# School Backdrops



## Click It (Nov 3, 2010)

I have been searching everywhere for the same backdrops used for school portraits and can't find them. I am looking for the same ones lifetouch uses. If someone can point me into the right direction it would be greatly appreciated.


----------



## Johnboy2978 (Nov 3, 2010)

Might help to know what they look like?


----------



## Click It (Nov 3, 2010)

Heres a link to what im talking about. http://schoolportraits.lifetouch.com/gallery/


I want to get backdrops to match these as much as possible.


----------



## Derrel (Nov 3, 2010)

They probably have their backdrops custom made. If you like those blue shades, and MANY photo buyers expect, or actually want a blue backdrop, you can use a dark gray muslin and fire a blue gel onto it to get a nice,mottled "blue" backdrop.


----------



## KmH (Nov 3, 2010)

Those are pretty standard type backdrop motifs, though the backdrop sizes may be custom. Go to the web sites of Denny Manufacturing and Silverlake. They both make quality backdrops.


----------



## FlashThat (Nov 4, 2010)

Derrel said:


> They probably have their backdrops custom made. If you like those blue shades, and MANY photo buyers expect, or actually want a blue backdrop, you can use a dark gray muslin and fire a blue gel onto it to get a nice,mottled "blue" backdrop.

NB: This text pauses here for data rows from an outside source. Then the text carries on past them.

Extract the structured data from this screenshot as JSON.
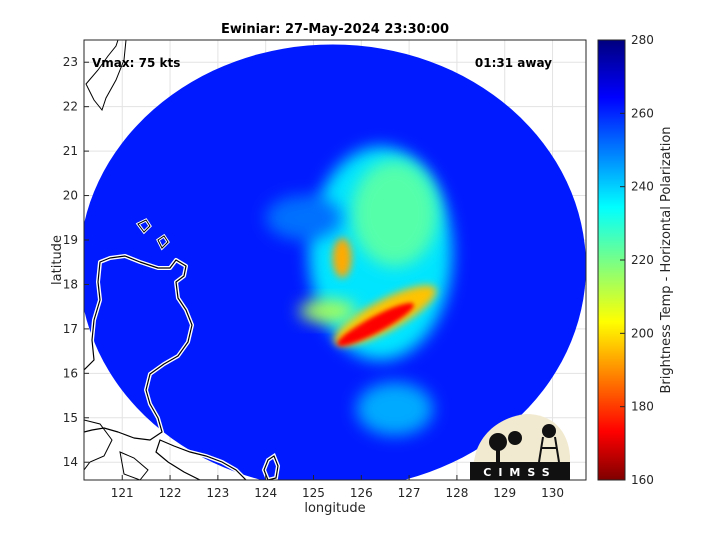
{
  "chart_data": {
    "type": "heatmap",
    "title": "Ewiniar: 27-May-2024 23:30:00",
    "xlabel": "longitude",
    "ylabel": "latitude",
    "xlim": [
      120.2,
      130.7
    ],
    "ylim": [
      13.6,
      23.5
    ],
    "x_ticks": [
      121,
      122,
      123,
      124,
      125,
      126,
      127,
      128,
      129,
      130
    ],
    "y_ticks": [
      14,
      15,
      16,
      17,
      18,
      19,
      20,
      21,
      22,
      23
    ],
    "grid": true,
    "annotations": {
      "vmax": "Vmax: 75 kts",
      "time_away": "01:31 away"
    },
    "colorbar": {
      "label": "Brightness Temp - Horizontal Polarization",
      "min": 160,
      "max": 280,
      "ticks": [
        160,
        180,
        200,
        220,
        240,
        260,
        280
      ],
      "colormap": "jet"
    },
    "swath": {
      "center_lon": 125.4,
      "center_lat": 18.4,
      "radius_deg_lon": 5.3,
      "radius_deg_lat": 5.0
    },
    "background_temp": 262,
    "features": [
      {
        "kind": "spiral_band",
        "lon": 126.4,
        "lat": 18.7,
        "rx": 1.5,
        "ry": 2.4,
        "temp": 238
      },
      {
        "kind": "spiral_band",
        "lon": 126.7,
        "lat": 19.6,
        "rx": 0.9,
        "ry": 1.2,
        "temp": 225
      },
      {
        "kind": "rain_band",
        "lon": 126.5,
        "lat": 17.3,
        "rx": 1.2,
        "ry": 0.35,
        "temp": 198
      },
      {
        "kind": "eyewall_core",
        "lon": 126.3,
        "lat": 17.1,
        "rx": 0.9,
        "ry": 0.18,
        "temp": 175
      },
      {
        "kind": "eyewall_arc",
        "lon": 125.6,
        "lat": 18.6,
        "rx": 0.2,
        "ry": 0.45,
        "temp": 195
      },
      {
        "kind": "outer_band",
        "lon": 125.3,
        "lat": 17.4,
        "rx": 0.6,
        "ry": 0.25,
        "temp": 215
      },
      {
        "kind": "south_band",
        "lon": 126.7,
        "lat": 15.2,
        "rx": 0.8,
        "ry": 0.6,
        "temp": 245
      },
      {
        "kind": "cold_cloud",
        "lon": 124.8,
        "lat": 19.5,
        "rx": 0.8,
        "ry": 0.5,
        "temp": 252
      }
    ]
  },
  "logo": {
    "text": "CIMSS"
  }
}
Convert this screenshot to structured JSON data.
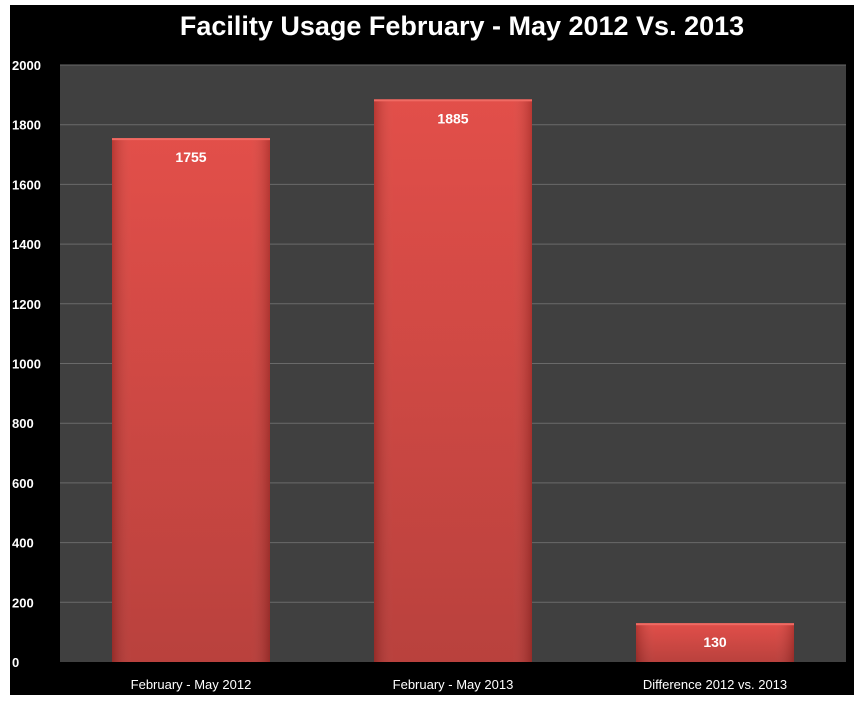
{
  "chart_data": {
    "type": "bar",
    "title": "Facility Usage February - May 2012 Vs. 2013",
    "categories": [
      "February - May 2012",
      "February - May 2013",
      "Difference 2012 vs. 2013"
    ],
    "values": [
      1755,
      1885,
      130
    ],
    "data_labels": [
      "1755",
      "1885",
      "130"
    ],
    "ylim": [
      0,
      2000
    ],
    "yticks": [
      0,
      200,
      400,
      600,
      800,
      1000,
      1200,
      1400,
      1600,
      1800,
      2000
    ],
    "xlabel": "",
    "ylabel": "",
    "grid": true,
    "legend": "none",
    "colors": {
      "bar": "#d9403b",
      "plot_background": "#404040",
      "chart_background": "#000000",
      "gridline": "#6a6a6a",
      "text": "#ffffff"
    }
  }
}
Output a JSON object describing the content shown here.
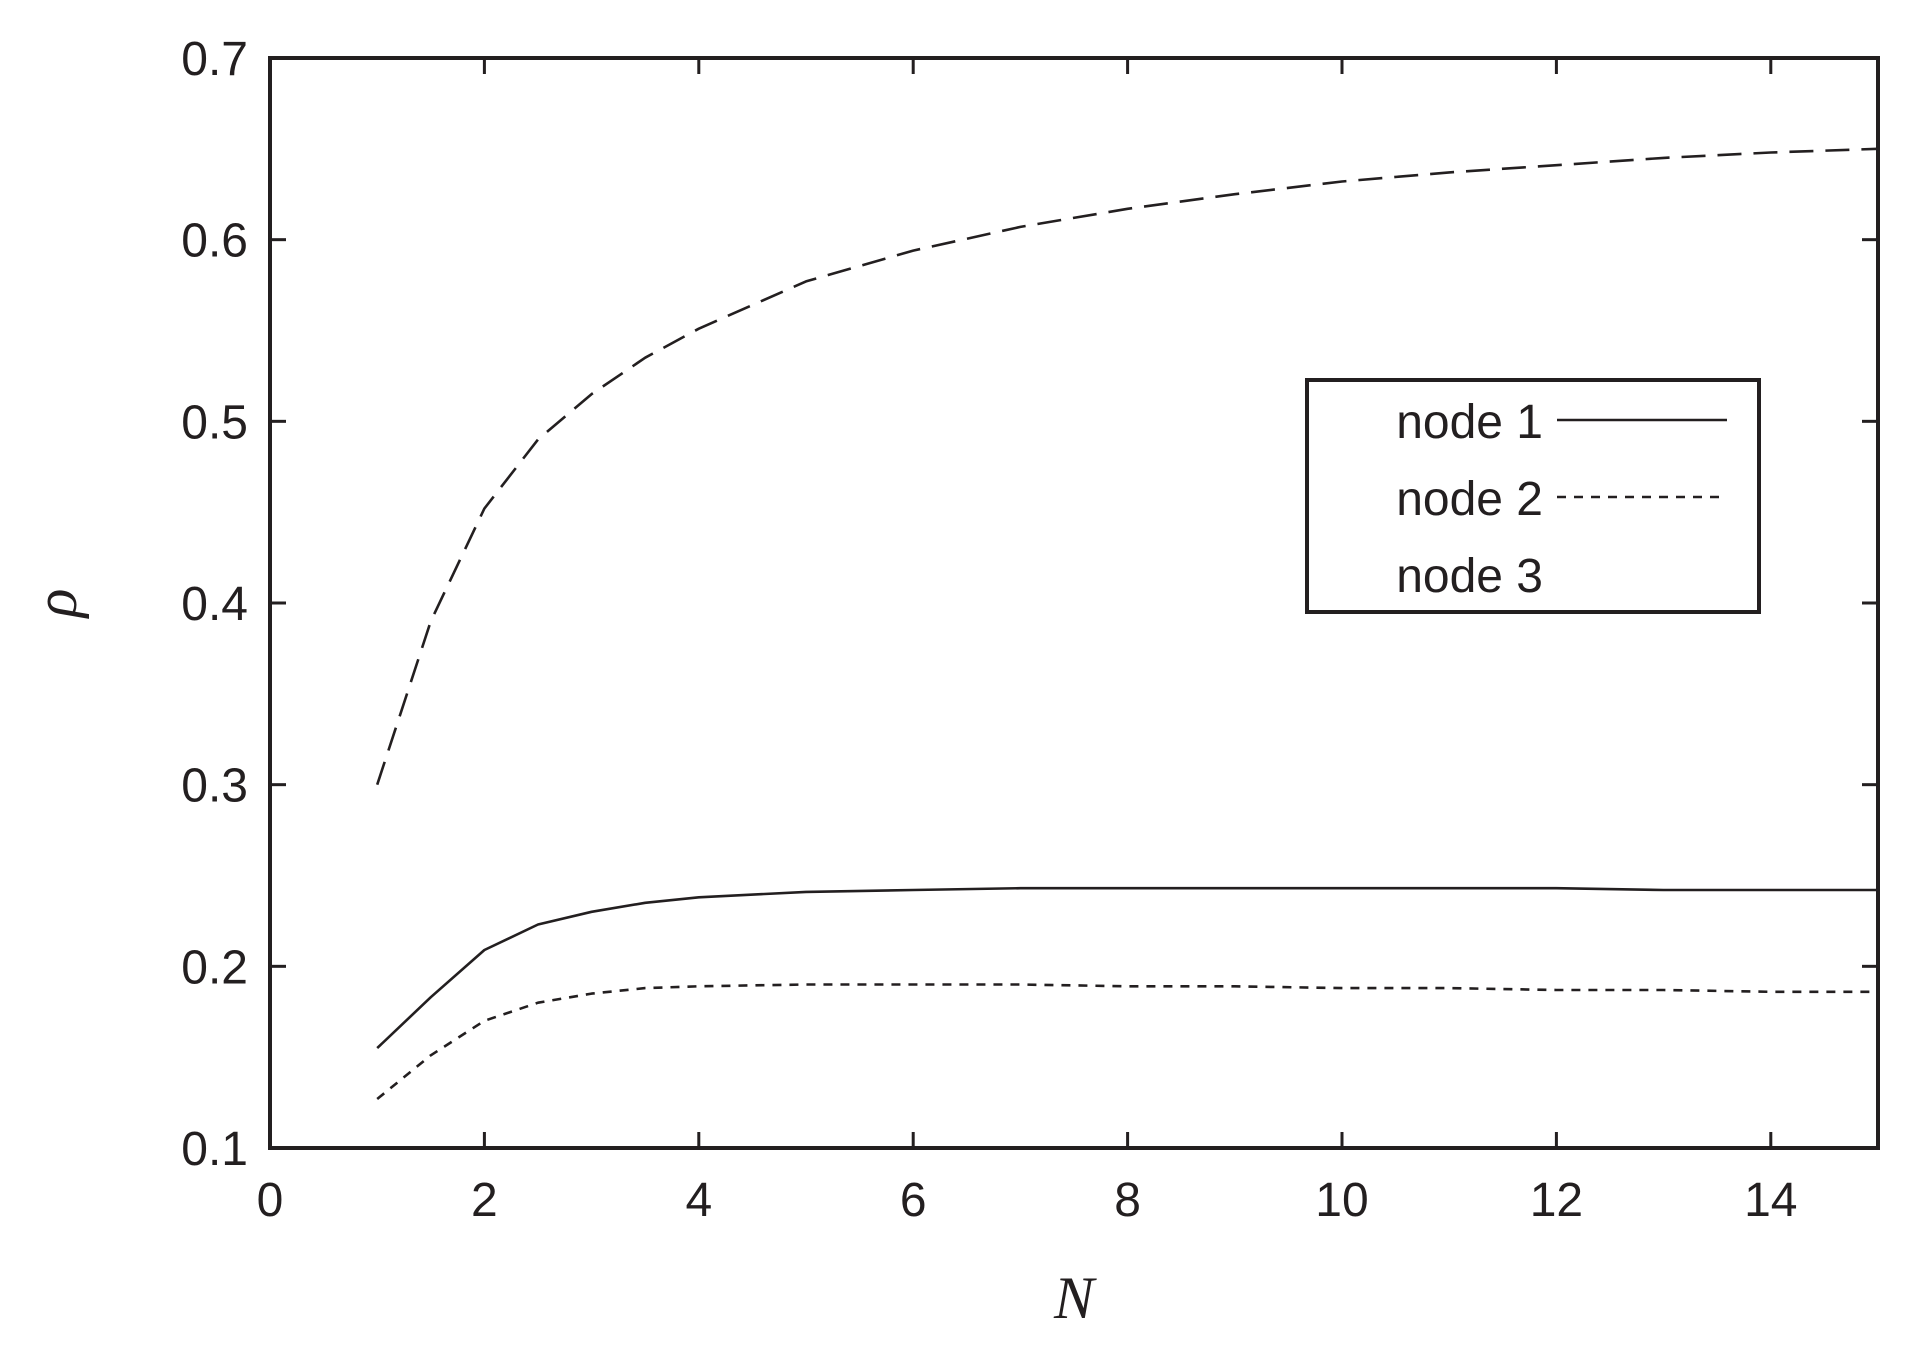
{
  "chart_data": {
    "type": "line",
    "title": "",
    "xlabel": "N",
    "ylabel": "ρ",
    "xlim": [
      0,
      15
    ],
    "ylim": [
      0.1,
      0.7
    ],
    "xticks": [
      0,
      2,
      4,
      6,
      8,
      10,
      12,
      14
    ],
    "yticks": [
      0.1,
      0.2,
      0.3,
      0.4,
      0.5,
      0.6,
      0.7
    ],
    "grid": false,
    "legend_position": "right",
    "series": [
      {
        "name": "node 1",
        "style": "solid",
        "x": [
          1,
          1.5,
          2,
          2.5,
          3,
          3.5,
          4,
          5,
          6,
          7,
          8,
          9,
          10,
          11,
          12,
          13,
          14,
          15
        ],
        "y": [
          0.155,
          0.183,
          0.209,
          0.223,
          0.23,
          0.235,
          0.238,
          0.241,
          0.242,
          0.243,
          0.243,
          0.243,
          0.243,
          0.243,
          0.243,
          0.242,
          0.242,
          0.242
        ]
      },
      {
        "name": "node 2",
        "style": "dotted",
        "x": [
          1,
          1.5,
          2,
          2.5,
          3,
          3.5,
          4,
          5,
          6,
          7,
          8,
          9,
          10,
          11,
          12,
          13,
          14,
          15
        ],
        "y": [
          0.127,
          0.151,
          0.17,
          0.18,
          0.185,
          0.188,
          0.189,
          0.19,
          0.19,
          0.19,
          0.189,
          0.189,
          0.188,
          0.188,
          0.187,
          0.187,
          0.186,
          0.186
        ]
      },
      {
        "name": "node 3",
        "style": "dashed",
        "x": [
          1,
          1.5,
          2,
          2.5,
          3,
          3.5,
          4,
          5,
          6,
          7,
          8,
          9,
          10,
          11,
          12,
          13,
          14,
          15
        ],
        "y": [
          0.3,
          0.39,
          0.452,
          0.49,
          0.515,
          0.535,
          0.551,
          0.577,
          0.594,
          0.607,
          0.617,
          0.625,
          0.632,
          0.637,
          0.641,
          0.645,
          0.648,
          0.65
        ]
      }
    ]
  }
}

Click It, I checked out the school portrait link that you provided and I wanted to share with you a company that I frequently use to buy backdrops, www.PhotographicBackdrop.com.  Here are some of the Backdrops that are used for portraits: 
(Crushed/Mottled, Hand-painted or Washed Effect) Muslin Backdrops 
Painted Canvas Backdrops. 

I think Derrel also had a fantastic idea that you could always use color gels on your lighting (often times referred to "gel skins" or "barndoors") with a muslin backdrop. 

Good luck on your search!


----------



## Click It (Nov 4, 2010)

KmH said:


> Those are pretty standard type backdrop motifs, though the backdrop sizes may be custom. Go to the web sites of Denny Manufacturing and Silverlake. They both make quality backdrops.


 

I really like the ones at Silverlake. Thank you so much.


----------



## CxThree (Nov 4, 2010)

As an alternative, you can make your own.  Really easy.

Cheap DIY (Homemade) Muslin Photography Background | DIYPhotography.net


----------